Alice in Wonderland, Robert Stromberg
Harry Potter and the Deathly Hallows: Part 1, Stuart Craig
Inception, Guy Hendrix Dyas
The King's Speech, Eve Stewart (WINNER)
True Grit, Jess Gonchor
Two kinds of movies get nominated in this category: fantasy and period. Plain old handsome design, which ruled Academy choices in Oscar's early prime, hasn't stood a chance in ages: the last winning film set in the present without fantasy sequences was All the President's Men, in 1977. This year, Alice, Harry Potter and Inception are the fantasy pictures, King's Speech and True Grit the period pieces.
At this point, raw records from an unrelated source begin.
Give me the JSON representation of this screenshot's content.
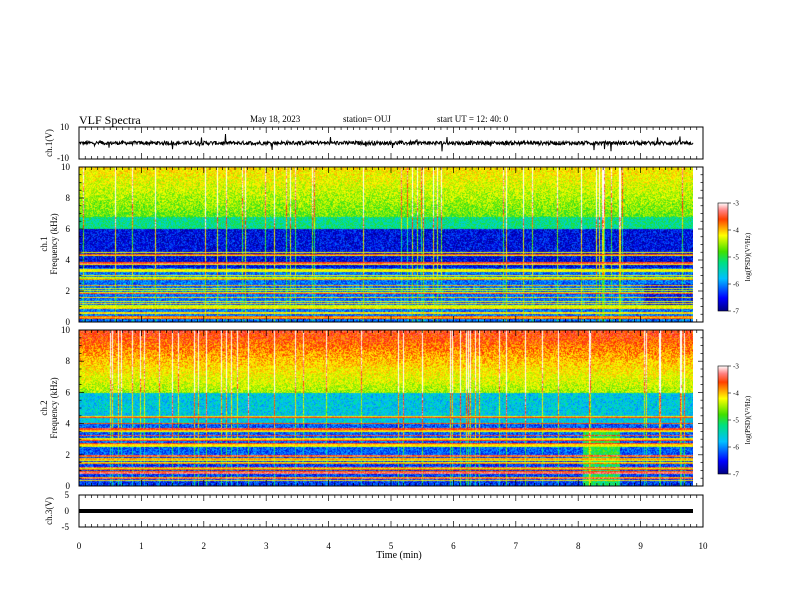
{
  "header": {
    "title": "VLF Spectra",
    "date": "May 18, 2023",
    "station": "station= OUJ",
    "start": "start  UT =   12: 40: 0"
  },
  "colors": {
    "colormap": [
      "#000080",
      "#0000e0",
      "#0060ff",
      "#00c0ff",
      "#00e0a0",
      "#20e020",
      "#a0f000",
      "#ffff00",
      "#ffa000",
      "#ff2000",
      "#ff8888",
      "#ffffff"
    ]
  },
  "chart_data": [
    {
      "type": "line",
      "panel": "ch1-waveform",
      "ylabel": "ch.1(V)",
      "ylim": [
        -10,
        10
      ],
      "yticks": [
        "10",
        "-10"
      ],
      "description_level": [
        0
      ],
      "baseline_v": 0
    },
    {
      "type": "heatmap",
      "panel": "ch1-spectrogram",
      "ylabel_line1": "ch.1",
      "ylabel_line2": "Frequency (kHz)",
      "ylim": [
        0,
        10
      ],
      "yticks": [
        "0",
        "2",
        "4",
        "6",
        "8",
        "10"
      ],
      "colorbar": {
        "label": "log(PSD)(V²/Hz)",
        "range": [
          -7,
          -3
        ],
        "ticks": [
          "-3",
          "-4",
          "-5",
          "-6",
          "-7"
        ]
      }
    },
    {
      "type": "heatmap",
      "panel": "ch2-spectrogram",
      "ylabel_line1": "ch.2",
      "ylabel_line2": "Frequency (kHz)",
      "ylim": [
        0,
        10
      ],
      "yticks": [
        "0",
        "2",
        "4",
        "6",
        "8",
        "10"
      ],
      "colorbar": {
        "label": "log(PSD)(V²/Hz)",
        "range": [
          -7,
          -3
        ],
        "ticks": [
          "-3",
          "-4",
          "-5",
          "-6",
          "-7"
        ]
      }
    },
    {
      "type": "line",
      "panel": "ch3-waveform",
      "ylabel": "ch.3(V)",
      "ylim": [
        -5,
        5
      ],
      "yticks": [
        "5",
        "0",
        "-5"
      ],
      "baseline_v": 0
    }
  ],
  "xaxis": {
    "label": "Time (min)",
    "xlim": [
      0,
      10
    ],
    "ticks": [
      "0",
      "1",
      "2",
      "3",
      "4",
      "5",
      "6",
      "7",
      "8",
      "9",
      "10"
    ]
  }
}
Fantasy: Eliminate Harry Potter immediately; this is the series' seventh episode, of which only two earlier entries were nominated, neither one winning. In Inception, the impressive art direction is subordinate to the wowwy special effects. If a fantasy film is to win, it should be Alice, whose elaborate and imaginative design is crucial to the movie's visual impact. But Alice, a mix of live action and animation, might be dismissed as a "mere" cartoon. And though the film grossed more than a billion dollars at the worldwide box office, it was not especially cherished; we're guessing that Oscar voters, most of them of advanced age, were cool toward the movie. They'd vote for it only if there were no suitable alternative.
That alternative is The King's Speech, which satisfies another rule of this category: it creates a sumptuous place the Academy members would like to live in. It's also the overall front runner, which means that many voters will check the box next to its name in categories they don't care or know much about.